If repairs exceed $5,000, however, then you will be eligible for the FHA 203(k). The 203(k) program has one significant additional requirement: the FHA-approved 203(k) consultant. Clients must pay for the consultant in advance and work with the consultant throughout the funding process.

Although a consultant creates an extra safeguard for clients, this person can also mean extra paperwork for the broker and additional delays.

3. Government-sponsored-enterprise (GSE) loans: Standard agency loans may be the best option for foreclosure buyers. GSEs offer single-close options with one low rate for the life of the loan. In addition, with the Fannie Mae HomeStyle product, borrowers can receive renovation funding equal to 50 percent of the "as completed" value of the home.

This can work in the borrowers' favor because with foreclosed homes there is typically a large discrepancy between the home's purchase price and its as-completed value. Therefore, a GSE loan may allow the borrowers to get their home with a minimal amount of cash invested upfront and give them a good equity position at the end of construction.

The loan process

When you find a home, you need to decide if it is viable from an economic perspective.
Is the home livable in its current condition? Has the home been damaged by fire? Is there evidence of mold? Is the home condemned?

A property that looks bad in photos will have a hard appraisal review and will need additional inspections -- if the loan even survives the review. If the property is fire-damaged, you'll likely need additional engineering reports. A property with mold might need an estimate for remedy costs and additional environmental certifications. If the property is condemned, the bank will want the condemnation lifted before it will finance.

You should know about the possibility of these additional fees. If the house is condemned, then you probably can't get traditional financing and should look for another home or consider using a hard-money lender.

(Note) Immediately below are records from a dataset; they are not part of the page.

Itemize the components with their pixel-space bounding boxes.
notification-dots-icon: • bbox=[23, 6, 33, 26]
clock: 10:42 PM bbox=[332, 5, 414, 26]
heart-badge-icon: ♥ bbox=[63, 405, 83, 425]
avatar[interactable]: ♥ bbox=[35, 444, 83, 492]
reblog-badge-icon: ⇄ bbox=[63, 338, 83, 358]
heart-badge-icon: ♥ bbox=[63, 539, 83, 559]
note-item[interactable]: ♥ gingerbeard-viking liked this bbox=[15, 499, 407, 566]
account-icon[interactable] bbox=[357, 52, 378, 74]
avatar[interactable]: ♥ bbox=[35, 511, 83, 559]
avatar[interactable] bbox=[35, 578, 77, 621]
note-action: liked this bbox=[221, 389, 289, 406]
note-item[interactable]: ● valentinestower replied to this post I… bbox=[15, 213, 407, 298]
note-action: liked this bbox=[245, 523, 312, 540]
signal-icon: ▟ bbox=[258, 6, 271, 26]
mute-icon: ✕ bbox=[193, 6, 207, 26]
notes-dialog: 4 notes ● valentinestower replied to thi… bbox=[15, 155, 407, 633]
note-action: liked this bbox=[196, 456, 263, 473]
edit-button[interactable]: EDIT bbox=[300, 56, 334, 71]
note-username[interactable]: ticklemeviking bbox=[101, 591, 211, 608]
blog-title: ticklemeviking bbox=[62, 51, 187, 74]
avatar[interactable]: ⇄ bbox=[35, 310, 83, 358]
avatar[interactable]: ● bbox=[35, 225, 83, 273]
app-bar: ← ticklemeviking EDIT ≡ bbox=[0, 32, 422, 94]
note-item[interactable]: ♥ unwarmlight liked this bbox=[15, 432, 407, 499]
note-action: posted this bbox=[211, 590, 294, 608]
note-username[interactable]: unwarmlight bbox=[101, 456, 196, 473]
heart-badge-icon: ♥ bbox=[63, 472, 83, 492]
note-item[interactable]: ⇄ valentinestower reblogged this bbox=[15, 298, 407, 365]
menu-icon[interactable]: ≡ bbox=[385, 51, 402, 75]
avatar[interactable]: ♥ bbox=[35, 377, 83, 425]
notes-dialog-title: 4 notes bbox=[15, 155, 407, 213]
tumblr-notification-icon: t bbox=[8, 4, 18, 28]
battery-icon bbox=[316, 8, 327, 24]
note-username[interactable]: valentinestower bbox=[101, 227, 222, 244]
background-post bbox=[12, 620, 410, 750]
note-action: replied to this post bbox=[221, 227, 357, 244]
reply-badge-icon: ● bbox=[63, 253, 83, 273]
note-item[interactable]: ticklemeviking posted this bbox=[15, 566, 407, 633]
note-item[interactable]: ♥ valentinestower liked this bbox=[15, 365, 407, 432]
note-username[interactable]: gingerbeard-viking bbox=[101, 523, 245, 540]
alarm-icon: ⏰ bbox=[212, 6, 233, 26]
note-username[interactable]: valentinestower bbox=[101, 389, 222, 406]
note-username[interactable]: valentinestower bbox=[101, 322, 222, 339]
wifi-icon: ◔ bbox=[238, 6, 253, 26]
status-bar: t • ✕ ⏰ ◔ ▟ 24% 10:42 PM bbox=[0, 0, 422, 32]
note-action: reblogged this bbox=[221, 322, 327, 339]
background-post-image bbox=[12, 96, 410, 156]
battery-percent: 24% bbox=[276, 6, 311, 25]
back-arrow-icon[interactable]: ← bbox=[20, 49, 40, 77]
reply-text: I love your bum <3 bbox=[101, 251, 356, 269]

If the property is a good candidate for bank financing, you need to get a contract with the bank of sufficient length to process the loan. Although construction loans normally take about 45 days, a 60-day contract is usually the best option. It allows for extra time for back and forth between the bank and the contractor, if needed.

Once a contract is in place, you need to get a bid from a bonded and licensed contractor and get a corresponding budget. The contract needs to specify the work to be completed and the phases of the project. The proposed budget must accurately follow this contract. You must prepare a credit package and send this to the bank, in addition to a separate project package containing the contract and budget.

The most common problem at this stage is reconciling the budget to the contract and ensuring that the contract adequately explains the work needed. Contracts and budgets do not need to include minutia such as nails or screws, but they do need to include things such as fixtures and the level of finishing that will be done in every phase.

Problems can also arise if you and the contractor start revising the contract verbally before closing. This happens frequently, and you must strongly guard against this. Everything should be in writing, and the contract the bank gets should reflect all work to be done.
You should never assume anything related to contractors and should always ask for clarifications. Have your attorney review all contracts.

After the final project approval and your credit-file conditions clear, you will receive your cost-to-complete information and can schedule a closing. The closing will reflect the construction money to be escrowed, along with inspection fees and other documents related to construction draws.

As the housing crisis continues and foreclosures mount, owner-occupant buyers will recognize the tremendous equity and safety they can gain from buying homes needing renovation.